4. Rapat antar Sekretaris
a. Rapat antar Sekretaris dilaksanakan sesuai dengan kebutuhan.
b. Rapat antar Sekretaris dihadiri oleh Sekretaris di tingkat Nasional, Wilayah,
Cabang, dan Balai Perempuan serta undangan-undangan yang dianggap perlu.
c. Rapat antar Sekretaris untuk pengambilan keputusan dianggap sah apabila
dihadiri oleh sekurang-kurangnya 2/3 (dua per tiga) dari peserta yang diundang.
d. Pengambilan keputusan Rapat antar Sekretaris dianggap sah apabila disetujui oleh
½ (setengah) + 1 (satu) dari peserta rapat.
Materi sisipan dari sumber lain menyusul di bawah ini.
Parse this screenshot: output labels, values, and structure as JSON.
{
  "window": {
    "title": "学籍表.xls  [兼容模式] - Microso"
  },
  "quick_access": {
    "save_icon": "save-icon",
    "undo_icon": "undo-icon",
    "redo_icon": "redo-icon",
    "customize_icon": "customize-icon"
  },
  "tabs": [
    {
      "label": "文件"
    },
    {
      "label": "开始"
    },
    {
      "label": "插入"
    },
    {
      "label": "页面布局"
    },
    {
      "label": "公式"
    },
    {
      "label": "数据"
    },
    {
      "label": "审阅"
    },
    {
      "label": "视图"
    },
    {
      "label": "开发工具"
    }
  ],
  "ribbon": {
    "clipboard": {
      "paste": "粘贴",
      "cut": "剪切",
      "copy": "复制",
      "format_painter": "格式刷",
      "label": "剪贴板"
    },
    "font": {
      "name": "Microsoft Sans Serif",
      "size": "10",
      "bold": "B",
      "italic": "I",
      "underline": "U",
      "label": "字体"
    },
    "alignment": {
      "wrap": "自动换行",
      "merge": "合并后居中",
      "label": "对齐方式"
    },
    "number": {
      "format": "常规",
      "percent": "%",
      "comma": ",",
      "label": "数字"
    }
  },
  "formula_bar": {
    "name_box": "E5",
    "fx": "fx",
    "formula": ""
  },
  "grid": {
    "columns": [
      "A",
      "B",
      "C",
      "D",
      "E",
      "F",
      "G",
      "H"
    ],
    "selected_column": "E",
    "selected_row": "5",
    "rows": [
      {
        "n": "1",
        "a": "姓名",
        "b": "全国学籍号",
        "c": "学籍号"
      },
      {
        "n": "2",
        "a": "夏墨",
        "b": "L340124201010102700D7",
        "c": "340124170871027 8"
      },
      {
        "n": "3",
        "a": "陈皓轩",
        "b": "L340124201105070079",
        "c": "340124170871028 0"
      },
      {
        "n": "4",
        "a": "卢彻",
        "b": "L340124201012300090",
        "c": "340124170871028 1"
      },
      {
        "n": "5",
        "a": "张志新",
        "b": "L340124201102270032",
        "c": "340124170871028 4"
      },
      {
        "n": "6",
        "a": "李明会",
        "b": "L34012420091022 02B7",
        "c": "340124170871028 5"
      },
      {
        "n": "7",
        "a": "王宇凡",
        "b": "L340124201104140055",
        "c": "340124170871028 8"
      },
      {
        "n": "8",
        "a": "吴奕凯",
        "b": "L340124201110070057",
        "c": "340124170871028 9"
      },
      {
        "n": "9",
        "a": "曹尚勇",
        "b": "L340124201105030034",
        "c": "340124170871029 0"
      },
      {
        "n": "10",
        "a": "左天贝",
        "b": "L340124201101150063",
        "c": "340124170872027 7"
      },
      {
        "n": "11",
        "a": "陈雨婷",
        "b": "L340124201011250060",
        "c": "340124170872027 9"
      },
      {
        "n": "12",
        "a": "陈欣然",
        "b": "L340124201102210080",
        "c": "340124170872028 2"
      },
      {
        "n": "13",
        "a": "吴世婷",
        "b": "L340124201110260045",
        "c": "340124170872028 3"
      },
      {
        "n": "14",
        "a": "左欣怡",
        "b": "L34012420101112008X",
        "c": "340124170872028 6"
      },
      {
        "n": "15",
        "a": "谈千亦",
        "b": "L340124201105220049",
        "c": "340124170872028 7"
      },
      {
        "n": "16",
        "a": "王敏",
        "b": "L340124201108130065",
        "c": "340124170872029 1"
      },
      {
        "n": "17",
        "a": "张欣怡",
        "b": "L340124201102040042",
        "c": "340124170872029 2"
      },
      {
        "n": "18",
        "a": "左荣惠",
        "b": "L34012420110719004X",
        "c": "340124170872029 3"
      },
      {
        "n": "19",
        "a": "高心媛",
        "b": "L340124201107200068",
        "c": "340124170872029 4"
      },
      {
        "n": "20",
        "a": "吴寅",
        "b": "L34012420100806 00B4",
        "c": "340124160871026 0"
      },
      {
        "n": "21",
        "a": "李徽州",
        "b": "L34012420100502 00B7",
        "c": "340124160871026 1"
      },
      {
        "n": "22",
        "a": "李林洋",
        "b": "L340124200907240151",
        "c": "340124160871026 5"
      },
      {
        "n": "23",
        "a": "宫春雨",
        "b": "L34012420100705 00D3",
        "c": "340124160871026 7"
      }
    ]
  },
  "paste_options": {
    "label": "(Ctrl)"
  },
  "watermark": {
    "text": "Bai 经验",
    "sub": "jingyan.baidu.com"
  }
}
e. Sekretariat bertanggung jawab memfasilitasi Rapat antar Sekretaris sesuai dengan
tingkatannya.
d. Penanggung-jawab Rapat antar Sekretaris adalah Sekretaris yang bersangkutan di
tingkat Nasional, Wilayah, Cabang atau Balai Perempuan.
Pasal 39
Rapat Jarak Jauh dengan Menggunakan Teknologi Informasi
1. Rapat jarak jauh dengan menggunakan teknologi informasi dianggap sah, sepanjang
disetujui oleh para pihak.
2. Tata cara rapat dan kuorum diatur sesuai dengan ketentuan.
B. KEPEMIMPINAN
BAGIAN I
PRESIDIUM NASIONAL, PRESIDIUM WILAYAH, DEWAN KELOMPOK
KEPENTINGAN CABANG, DEWAN KELOMPOK KEPENTINGAN BALAI
PEREMPUAN
Pasal 40
Pemilihan Presidium Nasional, Presidium Wilayah, Dewan Kelompok Kepentingan
Cabang, dan Dewan Kelompok Kepentingan Balai Perempuan
1. Presidium Nasional, Presidium Wilayah, Dewan Kelompok Kepentingan Cabang,
Dewan Kelompok Kepentingan Balai Perempuan dipilih oleh Kelompok
Kepentingan yang diwakilinya,
2. Seseorang menjadi Presidium Nasional apabila didukung oleh sekurang-
kurangnya ¼ dari jumlah wilayah yang memiliki Kelompok Kepentingan
tersebut,
3. Seseorang menjadi Presidium Wilayah apabila didukung oleh sekurang-
kurangnya 1/2 dari jumlah cabang yang memiliki kelompok kepentingan
tersebut,
4. Seseorang menjadi Dewan Kelompok Kepentingan apabila didukung oleh
sekurang-kurangnya 2 Balai Perempuan yang ada Kelompok Kepentingan
tersebut,
5. Kelompok Kepentingan dapat dibentuk sekurang-kurangnya 30 orang yang
memiliki kepentingan yang sama di semua tingkatan, kecuali di tingkat Balai
Perempuan kelompok kepentingan dapat dibentuk sekurang-kurangnya oleh 10
orang,
6. Tindakan afirmasi diberikan kepada kelompok kepentingan yang perlu
diadvokasi, meskipun belum memenuhi persyaratan sesuai yang tercantum pada
ayat (2) dalam pasal ini, berdasarkan keputusan Kongres Nasional.
Pasal 41
Presidium Nasional
Tugas, Wewenang dan Kewajiban:
1. Melaksanakan putusan – putusan hasil Kongres Nasional.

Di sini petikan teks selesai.